The sophistication and ability to attack and paralyze websites will continue to grow at dramatic pace. For example in 2011, there were 1,596,905 DDoS (distributed denial-of-service) attacks compared to 120,321,372 in 2012. As businesses of all sizes continue to move services and infrastructure to the cloud, the issue of DDoS will be high on many agendas at it has the potential to quickly cripple entire cloud infrastructures.
Viruses, trojans, worms and ransomware do not differentiate between a large or small business. They represent the same risk, no matter if you have a lot or only very little budget to invest in network security. Irrespective of the size of your business, these threats can mean loss of profitability and productivity, loss of data and financial assets, and potentially catastrophic loss of business continuity. It is likely that small businesses are more likely to fall pretty to these attacks, because they do not have the budget, IT infrastructure or support that a large business can afford. On the other hand, the more people a business employs, the greater the vulnerability of its network.
Steps to take
The most important steps for a business of any size to protect itself from cyberattacks is to be aware of the most obvious and dangerous variants. Second, it is key to educate employees how to recognize and avoid accidentally bringing a virus/malware/trojan into the corporate network. A recent survey by Dell SonicWALL customers shows that 68% of all businesses reported that employees cannot identify fraudulent attacks on the corporate network.
It is the dirty little secret of the beautiful world of social networks and mobile device interconnectedness that they are a breeding ground for malware and Internet criminals. Many businesses believe their existing firewalls will protect them from an attack. The reality, however, is that old firewalls pose a serious security risk to organizations today.

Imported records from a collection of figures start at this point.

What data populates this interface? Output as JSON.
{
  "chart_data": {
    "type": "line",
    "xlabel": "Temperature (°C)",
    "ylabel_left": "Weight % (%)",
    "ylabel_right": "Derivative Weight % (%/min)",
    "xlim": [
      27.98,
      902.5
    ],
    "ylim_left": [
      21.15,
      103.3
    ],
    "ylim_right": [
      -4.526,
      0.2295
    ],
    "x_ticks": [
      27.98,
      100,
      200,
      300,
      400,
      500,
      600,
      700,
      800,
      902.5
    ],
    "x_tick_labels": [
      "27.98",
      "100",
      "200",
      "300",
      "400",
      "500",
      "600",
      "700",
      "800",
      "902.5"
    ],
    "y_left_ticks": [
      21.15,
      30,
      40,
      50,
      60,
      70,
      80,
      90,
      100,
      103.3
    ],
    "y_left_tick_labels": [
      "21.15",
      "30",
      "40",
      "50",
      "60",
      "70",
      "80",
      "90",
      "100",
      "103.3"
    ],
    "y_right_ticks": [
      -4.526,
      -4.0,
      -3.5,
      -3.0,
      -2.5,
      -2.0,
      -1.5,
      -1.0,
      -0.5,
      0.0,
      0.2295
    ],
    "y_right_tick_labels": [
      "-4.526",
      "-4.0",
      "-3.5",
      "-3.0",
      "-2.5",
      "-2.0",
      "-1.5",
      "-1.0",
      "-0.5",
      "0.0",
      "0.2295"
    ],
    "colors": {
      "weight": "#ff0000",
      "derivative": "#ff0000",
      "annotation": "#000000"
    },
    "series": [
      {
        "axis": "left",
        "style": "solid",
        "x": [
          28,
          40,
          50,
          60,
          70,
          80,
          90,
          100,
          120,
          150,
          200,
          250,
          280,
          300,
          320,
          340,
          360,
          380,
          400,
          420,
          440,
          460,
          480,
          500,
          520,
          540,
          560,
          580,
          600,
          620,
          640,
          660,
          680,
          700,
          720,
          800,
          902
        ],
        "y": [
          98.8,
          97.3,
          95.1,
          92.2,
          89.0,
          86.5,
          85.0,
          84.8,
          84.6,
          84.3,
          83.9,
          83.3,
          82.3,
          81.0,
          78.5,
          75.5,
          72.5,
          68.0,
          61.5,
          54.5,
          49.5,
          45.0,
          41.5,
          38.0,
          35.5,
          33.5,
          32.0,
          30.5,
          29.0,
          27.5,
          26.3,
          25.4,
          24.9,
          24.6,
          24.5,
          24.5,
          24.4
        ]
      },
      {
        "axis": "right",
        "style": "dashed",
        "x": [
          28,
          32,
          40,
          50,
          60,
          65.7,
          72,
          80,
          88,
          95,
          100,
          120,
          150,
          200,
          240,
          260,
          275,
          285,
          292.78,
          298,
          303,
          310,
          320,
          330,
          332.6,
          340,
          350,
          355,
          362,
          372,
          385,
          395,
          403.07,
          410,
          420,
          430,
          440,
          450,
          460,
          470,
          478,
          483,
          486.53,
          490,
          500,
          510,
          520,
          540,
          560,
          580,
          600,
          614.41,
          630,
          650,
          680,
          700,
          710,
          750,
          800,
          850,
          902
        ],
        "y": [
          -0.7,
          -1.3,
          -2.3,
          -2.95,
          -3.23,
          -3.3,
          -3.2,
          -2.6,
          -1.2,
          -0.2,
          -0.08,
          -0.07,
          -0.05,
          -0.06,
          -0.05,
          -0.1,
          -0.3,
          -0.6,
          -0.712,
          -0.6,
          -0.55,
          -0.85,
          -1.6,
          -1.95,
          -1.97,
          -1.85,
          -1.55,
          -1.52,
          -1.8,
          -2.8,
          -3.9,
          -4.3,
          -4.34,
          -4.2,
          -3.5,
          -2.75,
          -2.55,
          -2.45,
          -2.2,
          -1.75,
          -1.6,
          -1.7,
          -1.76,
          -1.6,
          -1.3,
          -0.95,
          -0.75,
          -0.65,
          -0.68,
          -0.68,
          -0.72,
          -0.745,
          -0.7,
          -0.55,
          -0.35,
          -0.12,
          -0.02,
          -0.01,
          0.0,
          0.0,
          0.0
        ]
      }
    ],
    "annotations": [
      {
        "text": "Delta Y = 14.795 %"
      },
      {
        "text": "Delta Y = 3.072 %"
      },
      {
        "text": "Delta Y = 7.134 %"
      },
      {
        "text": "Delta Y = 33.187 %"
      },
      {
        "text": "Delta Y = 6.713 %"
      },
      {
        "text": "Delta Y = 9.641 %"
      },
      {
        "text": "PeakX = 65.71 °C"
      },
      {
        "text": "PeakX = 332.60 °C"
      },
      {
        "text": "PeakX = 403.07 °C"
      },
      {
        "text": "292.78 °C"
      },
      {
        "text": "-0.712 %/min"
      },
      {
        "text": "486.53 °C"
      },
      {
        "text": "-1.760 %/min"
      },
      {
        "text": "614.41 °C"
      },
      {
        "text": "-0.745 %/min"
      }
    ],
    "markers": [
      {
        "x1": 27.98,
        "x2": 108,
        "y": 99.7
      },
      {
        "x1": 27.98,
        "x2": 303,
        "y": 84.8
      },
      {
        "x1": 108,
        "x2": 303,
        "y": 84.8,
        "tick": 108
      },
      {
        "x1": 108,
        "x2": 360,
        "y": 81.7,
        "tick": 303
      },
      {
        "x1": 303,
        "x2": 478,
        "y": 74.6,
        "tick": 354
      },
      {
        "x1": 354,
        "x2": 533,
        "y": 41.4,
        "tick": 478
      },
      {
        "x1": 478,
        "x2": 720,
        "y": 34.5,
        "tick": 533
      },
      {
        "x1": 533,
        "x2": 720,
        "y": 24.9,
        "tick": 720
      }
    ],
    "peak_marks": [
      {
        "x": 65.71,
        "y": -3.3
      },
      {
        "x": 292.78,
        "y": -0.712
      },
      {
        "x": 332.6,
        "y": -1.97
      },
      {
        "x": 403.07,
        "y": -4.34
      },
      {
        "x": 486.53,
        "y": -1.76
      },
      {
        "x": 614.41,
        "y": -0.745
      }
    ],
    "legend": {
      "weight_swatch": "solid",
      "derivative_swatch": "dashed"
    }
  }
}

First-generation firewalls technology has become obsolete as it fails to inspect the data payload of network packets circulated by today's Internet criminals. To prepare and protect from the massive growth in social media, applications, BYOD and multi-media files flowing through a corporate network, entirely new technology is needed. It is today's next-generation firewalls that include advanced technology such as application intelligence and control, intrusion prevention, malware protection and SSL inspection at multi-gigabit speeds, scalable to support the highest-performance networks and protect them effectively from the modern threats every user of email or the Internet encounters on a daily basis.
If an organization does business anywhere on the Internet, it is likely not a question of if, but when it will be targeted by cybercriminals. While no protection is ever perfect, there is much that business can do to minimize and deflect the impact of these potential threats. Especially, the IT organization should closely collaborate with the company leadership to identify vulnerabilities lie, prepare with appropriate countermeasures including advanced high-performance, high-redundancy network security components, and educate employees for the best possible defense and protection of business assets.